Trends to watch in 2021 –
ESG: from optional to essential
Environmental, Social and Corporate Governance (ESG) has progressed from optional to essential in determining a company’s success. ESG—which includes supply chain management, climate change leadership and workplace culture—will increasingly shape a company’s performance and long-term value. The next decade will be marked by:
Asset managers and investors continue to integrate ESG risk assessments into investment decisions and look to the Principles of Responsible Investing to shape a more sustainable global financial system.
The business case for ESG sharpened in 2020 with BlackRock’s prioritization of sustainability in its investment decision-making process and Mark Carney’s appointment as Brookfield Asset Management’s Vice Chair and Head of ESG and Impact Fund Investing.

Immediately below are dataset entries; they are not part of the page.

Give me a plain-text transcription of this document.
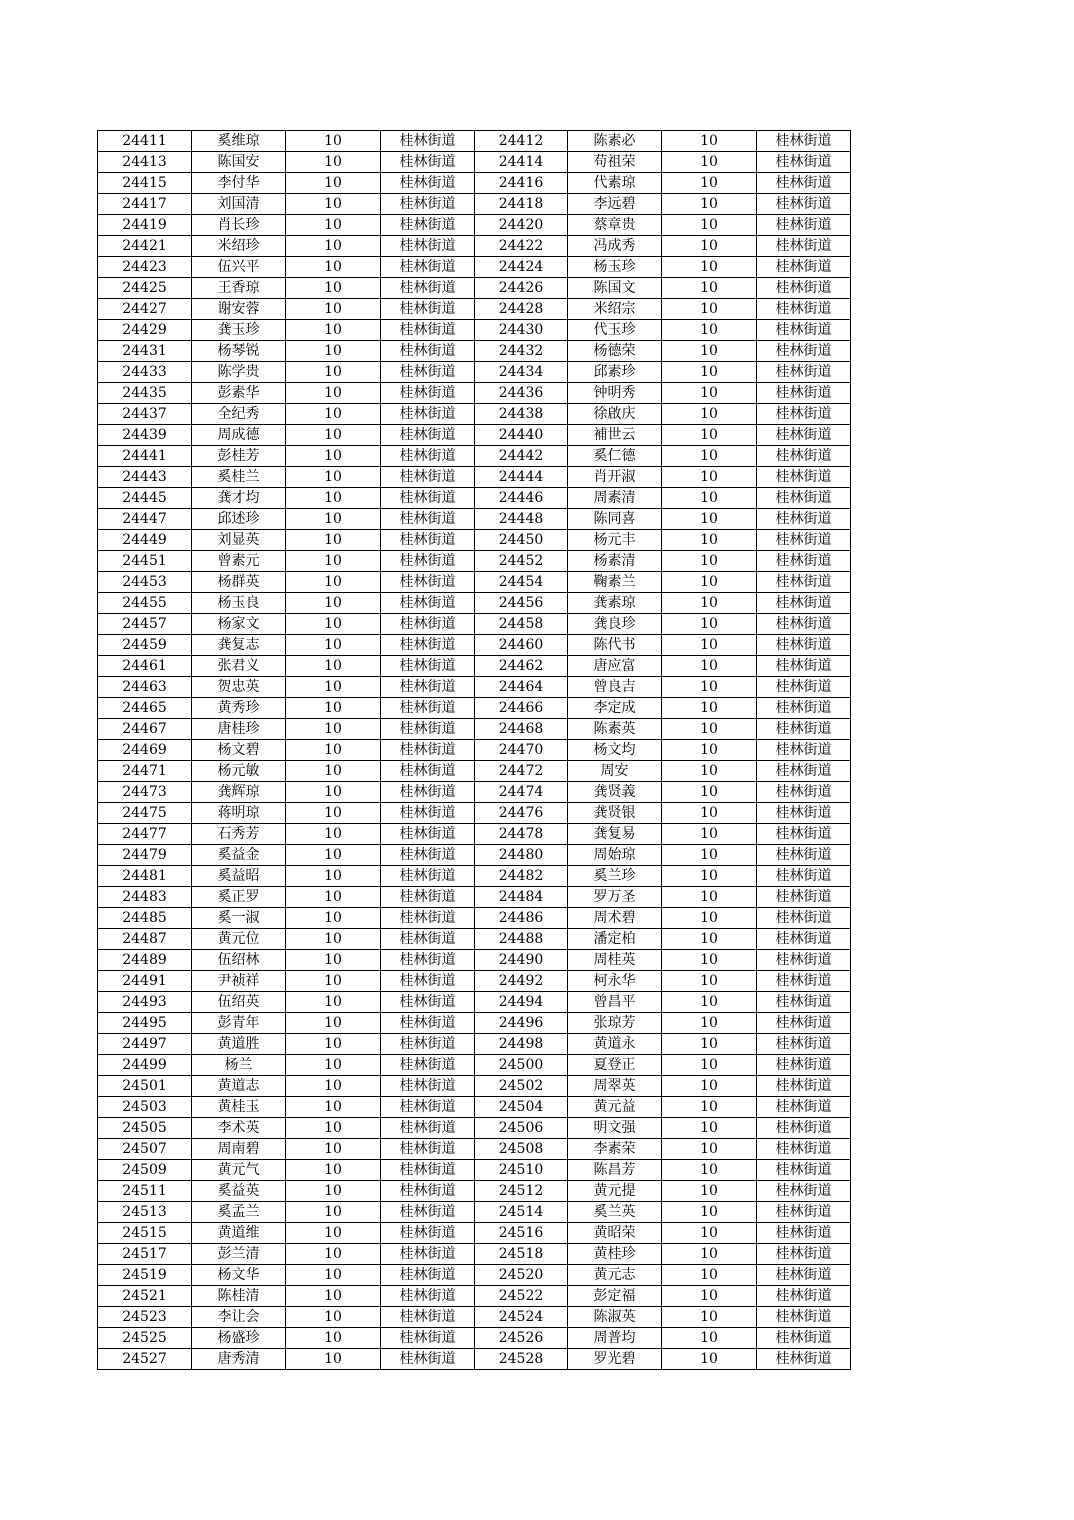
24411	奚维琼	10	桂林街道	24412	陈素必	10	桂林街道
24413	陈国安	10	桂林街道	24414	苟祖荣	10	桂林街道
24415	李付华	10	桂林街道	24416	代素琼	10	桂林街道
24417	刘国清	10	桂林街道	24418	李远碧	10	桂林街道
24419	肖长珍	10	桂林街道	24420	蔡章贵	10	桂林街道
24421	米绍珍	10	桂林街道	24422	冯成秀	10	桂林街道
24423	伍兴平	10	桂林街道	24424	杨玉珍	10	桂林街道
24425	王香琼	10	桂林街道	24426	陈国文	10	桂林街道
24427	谢安蓉	10	桂林街道	24428	米绍宗	10	桂林街道
24429	龚玉珍	10	桂林街道	24430	代玉珍	10	桂林街道
24431	杨琴锐	10	桂林街道	24432	杨德荣	10	桂林街道
24433	陈学贵	10	桂林街道	24434	邱素珍	10	桂林街道
24435	彭素华	10	桂林街道	24436	钟明秀	10	桂林街道
24437	全纪秀	10	桂林街道	24438	徐啟庆	10	桂林街道
24439	周成德	10	桂林街道	24440	補世云	10	桂林街道
24441	彭桂芳	10	桂林街道	24442	奚仁德	10	桂林街道
24443	奚桂兰	10	桂林街道	24444	肖开淑	10	桂林街道
24445	龚才均	10	桂林街道	24446	周素清	10	桂林街道
24447	邱述珍	10	桂林街道	24448	陈同喜	10	桂林街道
24449	刘显英	10	桂林街道	24450	杨元丰	10	桂林街道
24451	曾素元	10	桂林街道	24452	杨素清	10	桂林街道
24453	杨群英	10	桂林街道	24454	鞠素兰	10	桂林街道
24455	杨玉良	10	桂林街道	24456	龚素琼	10	桂林街道
24457	杨家文	10	桂林街道	24458	龚良珍	10	桂林街道
24459	龚复志	10	桂林街道	24460	陈代书	10	桂林街道
24461	张君义	10	桂林街道	24462	唐应富	10	桂林街道
24463	贺忠英	10	桂林街道	24464	曾良吉	10	桂林街道
24465	黄秀珍	10	桂林街道	24466	李定成	10	桂林街道
24467	唐桂珍	10	桂林街道	24468	陈素英	10	桂林街道
24469	杨文碧	10	桂林街道	24470	杨文均	10	桂林街道
24471	杨元敏	10	桂林街道	24472	周安	10	桂林街道
24473	龚辉琼	10	桂林街道	24474	龚贤義	10	桂林街道
24475	蒋明琼	10	桂林街道	24476	龚贤银	10	桂林街道
24477	石秀芳	10	桂林街道	24478	龚复易	10	桂林街道
24479	奚益金	10	桂林街道	24480	周始琼	10	桂林街道
24481	奚益昭	10	桂林街道	24482	奚兰珍	10	桂林街道
24483	奚正罗	10	桂林街道	24484	罗万圣	10	桂林街道
24485	奚一淑	10	桂林街道	24486	周术碧	10	桂林街道
24487	黄元位	10	桂林街道	24488	潘定柏	10	桂林街道
24489	伍绍林	10	桂林街道	24490	周桂英	10	桂林街道
24491	尹祯祥	10	桂林街道	24492	柯永华	10	桂林街道
24493	伍绍英	10	桂林街道	24494	曾昌平	10	桂林街道
24495	彭青年	10	桂林街道	24496	张琼芳	10	桂林街道
24497	黄道胜	10	桂林街道	24498	黄道永	10	桂林街道
24499	杨兰	10	桂林街道	24500	夏登正	10	桂林街道
24501	黄道志	10	桂林街道	24502	周翠英	10	桂林街道
24503	黄桂玉	10	桂林街道	24504	黄元益	10	桂林街道
24505	李术英	10	桂林街道	24506	明文强	10	桂林街道
24507	周南碧	10	桂林街道	24508	李素荣	10	桂林街道
24509	黄元气	10	桂林街道	24510	陈昌芳	10	桂林街道
24511	奚益英	10	桂林街道	24512	黄元提	10	桂林街道
24513	奚孟兰	10	桂林街道	24514	奚兰英	10	桂林街道
24515	黄道维	10	桂林街道	24516	黄昭荣	10	桂林街道
24517	彭兰清	10	桂林街道	24518	黄桂珍	10	桂林街道
24519	杨文华	10	桂林街道	24520	黄元志	10	桂林街道
24521	陈桂清	10	桂林街道	24522	彭定福	10	桂林街道
24523	李让会	10	桂林街道	24524	陈淑英	10	桂林街道
24525	杨盛珍	10	桂林街道	24526	周普均	10	桂林街道
24527	唐秀清	10	桂林街道	24528	罗光碧	10	桂林街道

Looking forward, a 2020 McKinsey global survey noted that 83 per cent of C-suite leaders and investment professionals predict that ESG programs will have more shareholder value in five years than today, and would pay a premium for a company with a positive ESG record.
While traditional corporate governance will remain an area of focus—particularly around board quality, diversity, shareholder rights and management incentive structures—investors and boards will also prioritize environmental and social issues. Disclosure of ESG will evolve, particularly as it relates to traditional corporate governance requirements, with the potential for further regulatory initiatives on executive compensation and mandates to ensure greater gender diversity on boards.
Climate change impacts and risk
Businesses should be aware of the relationship between investor engagement and strong climate change leadership. Investors will exert more influence as climate change and its associated risks will be integrated into investor voting policies, with some taking the additional step of voting against boards of companies that don’t have substantive climate change policies.